Les mesures sanitaires prises en Europe pour tenter de limiter la pandémie de Covid-19 ont conduit à la remise en place des frontières entre certains États membres de l'Union européenne, après des décennies de libre circulation. Dernier épisode en date, le 26 mars, lorsque l'Allemagne a renforcé ses contrôles à la frontière française, après avoir classé l'ensemble de l'Hexagone en zone à haut risque face à l'augmentation du taux d'incidence. Pour Bruno Tertrais, directeur adjoint de la Fondation pour la Recherche Stratégique, la situation sanitaire achève le retour en grâce de la notion de frontière, déjà amorcé par la crise économique de la fin des années 2000 et la crise migratoire.

"Les chocs subis, le terrorisme, les migrations, et plus récemment la pandémie, ont suscité un besoin de frontières, et je dirais même un désir de frontières", explique au micro d'Europe Matin Bruno Tertrais, qui est également le co-auteur d'un Atlas des frontières aux éditions Arènes.

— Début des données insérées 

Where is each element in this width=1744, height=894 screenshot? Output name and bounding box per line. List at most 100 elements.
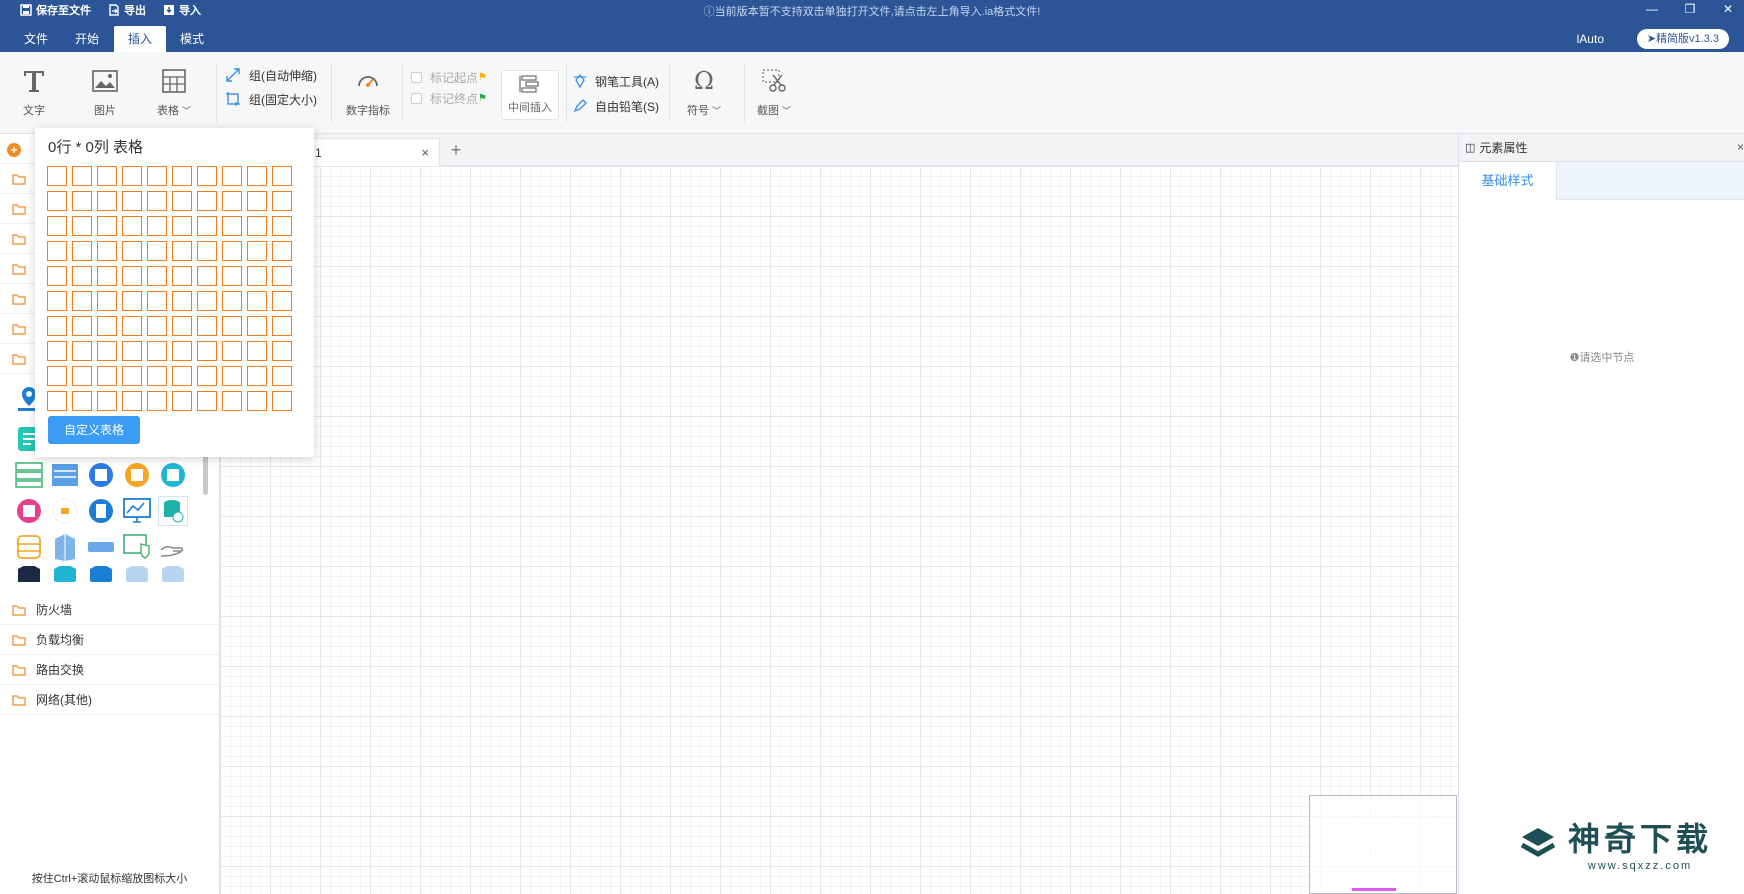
database-shield-icon[interactable]	[158, 496, 188, 526]
table-size-cell[interactable]	[47, 216, 67, 236]
table-size-cell[interactable]	[172, 191, 192, 211]
symbol-button[interactable]: Ω 符号 ﹀	[679, 66, 729, 118]
table-size-cell[interactable]	[172, 366, 192, 386]
table-size-cell[interactable]	[247, 391, 267, 411]
table-size-cell[interactable]	[247, 316, 267, 336]
table-size-cell[interactable]	[47, 291, 67, 311]
table-size-cell[interactable]	[97, 266, 117, 286]
table-size-cell[interactable]	[122, 366, 142, 386]
table-size-cell[interactable]	[172, 241, 192, 261]
insert-table-button[interactable]: 表格 ﹀	[149, 66, 199, 118]
table-size-cell[interactable]	[147, 341, 167, 361]
table-size-cell[interactable]	[247, 216, 267, 236]
category-firewall[interactable]: 防火墙	[0, 595, 219, 625]
table-size-cell[interactable]	[197, 391, 217, 411]
table-size-cell[interactable]	[272, 391, 292, 411]
table-size-cell[interactable]	[222, 291, 242, 311]
table-size-cell[interactable]	[47, 241, 67, 261]
storage-array-icon[interactable]	[50, 460, 80, 490]
table-size-cell[interactable]	[47, 391, 67, 411]
cube-light2-icon[interactable]	[158, 566, 188, 582]
security-monitor-icon[interactable]	[122, 532, 152, 562]
table-size-cell[interactable]	[97, 316, 117, 336]
table-size-cell[interactable]	[172, 341, 192, 361]
table-size-cell[interactable]	[97, 341, 117, 361]
category-network-other[interactable]: 网络(其他)	[0, 685, 219, 715]
table-size-cell[interactable]	[147, 191, 167, 211]
table-size-cell[interactable]	[97, 241, 117, 261]
table-size-cell[interactable]	[222, 166, 242, 186]
table-size-cell[interactable]	[172, 391, 192, 411]
table-size-cell[interactable]	[197, 341, 217, 361]
table-size-cell[interactable]	[272, 166, 292, 186]
table-size-cell[interactable]	[272, 291, 292, 311]
table-size-cell[interactable]	[147, 291, 167, 311]
table-size-cell[interactable]	[247, 291, 267, 311]
table-size-cell[interactable]	[97, 291, 117, 311]
table-size-cell[interactable]	[97, 166, 117, 186]
table-size-cell[interactable]	[272, 241, 292, 261]
tab-start[interactable]: 开始	[61, 26, 113, 52]
document-circle-icon[interactable]	[86, 496, 116, 526]
table-size-cell[interactable]	[122, 316, 142, 336]
database-circle-blue-icon[interactable]	[86, 460, 116, 490]
table-size-cell[interactable]	[122, 216, 142, 236]
small-orange-icon[interactable]	[50, 496, 80, 526]
table-size-cell[interactable]	[197, 191, 217, 211]
table-size-cell[interactable]	[122, 191, 142, 211]
drawing-canvas[interactable]	[220, 166, 1458, 894]
table-size-cell[interactable]	[122, 266, 142, 286]
mark-end-checkbox[interactable]	[411, 92, 422, 104]
document-tab[interactable]: 1 ×	[300, 138, 440, 166]
table-size-cell[interactable]	[122, 391, 142, 411]
close-window-icon[interactable]: ✕	[1720, 1, 1736, 17]
table-size-cell[interactable]	[247, 241, 267, 261]
switch-icon[interactable]	[86, 532, 116, 562]
table-size-cell[interactable]	[72, 241, 92, 261]
table-size-cell[interactable]	[97, 216, 117, 236]
pencil-button[interactable]: 自由铅笔(S)	[573, 97, 659, 115]
table-size-cell[interactable]	[197, 166, 217, 186]
table-size-cell[interactable]	[72, 216, 92, 236]
table-size-cell[interactable]	[147, 216, 167, 236]
version-badge[interactable]: ➤精简版v1.3.3	[1636, 29, 1729, 49]
table-size-cell[interactable]	[47, 266, 67, 286]
table-size-cell[interactable]	[147, 391, 167, 411]
table-size-cell[interactable]	[122, 241, 142, 261]
cube-teal-icon[interactable]	[50, 566, 80, 582]
table-size-cell[interactable]	[147, 266, 167, 286]
tab-mode[interactable]: 模式	[166, 26, 218, 52]
table-size-cell[interactable]	[47, 341, 67, 361]
mark-end-option[interactable]: 标记终点 ⚑	[411, 89, 487, 107]
table-size-cell[interactable]	[147, 241, 167, 261]
group-fixed-button[interactable]: 组(固定大小)	[225, 90, 317, 108]
category-routing[interactable]: 路由交换	[0, 655, 219, 685]
table-size-cell[interactable]	[222, 391, 242, 411]
pen-tool-button[interactable]: 钢笔工具(A)	[573, 72, 659, 90]
table-size-cell[interactable]	[147, 166, 167, 186]
minimize-icon[interactable]: —	[1644, 1, 1660, 17]
mark-start-option[interactable]: 标记起点 ⚑	[411, 68, 487, 86]
minimap-viewport[interactable]	[1352, 888, 1396, 891]
table-size-cell[interactable]	[172, 266, 192, 286]
screenshot-button[interactable]: 截图 ﹀	[749, 66, 799, 118]
table-size-cell[interactable]	[47, 316, 67, 336]
table-size-cell[interactable]	[222, 191, 242, 211]
tab-file[interactable]: 文件	[10, 26, 62, 52]
table-size-cell[interactable]	[197, 241, 217, 261]
cube-blue-icon[interactable]	[86, 566, 116, 582]
table-size-cell[interactable]	[222, 316, 242, 336]
table-size-cell[interactable]	[72, 266, 92, 286]
table-size-cell[interactable]	[272, 266, 292, 286]
table-size-cell[interactable]	[247, 191, 267, 211]
table-size-cell[interactable]	[72, 391, 92, 411]
table-size-cell[interactable]	[47, 366, 67, 386]
close-panel-icon[interactable]: ×	[1737, 140, 1744, 154]
table-size-cell[interactable]	[247, 266, 267, 286]
table-size-cell[interactable]	[172, 291, 192, 311]
database-circle-orange-icon[interactable]	[122, 460, 152, 490]
group-auto-button[interactable]: 组(自动伸缩)	[225, 66, 317, 84]
table-size-cell[interactable]	[147, 366, 167, 386]
table-size-cell[interactable]	[172, 216, 192, 236]
table-size-cell[interactable]	[72, 316, 92, 336]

Des barrières financières, puis des barrières physiques

"Il y a d'abord eu l'impact de la crise économique et le retour d'un certain protectionnisme. Les barrières douanières se sont élevées de nouveau alors qu'on était plutôt, depuis le début des années 1990, dans une sorte de libéralisme qui correspondait à une ouverture des frontières", rappelle le politologue. Puis la crise migratoire a poussé au renforcement des barrières physiques à l'extérieur de l'Europe - celles visant à limiter l'entrée des personnes -, avant que le Covid-19 ne les transporte à l'intérieur même de l'union. Cette situation marque un véritable bouleversement géopolitique après des décennies d'ouverture.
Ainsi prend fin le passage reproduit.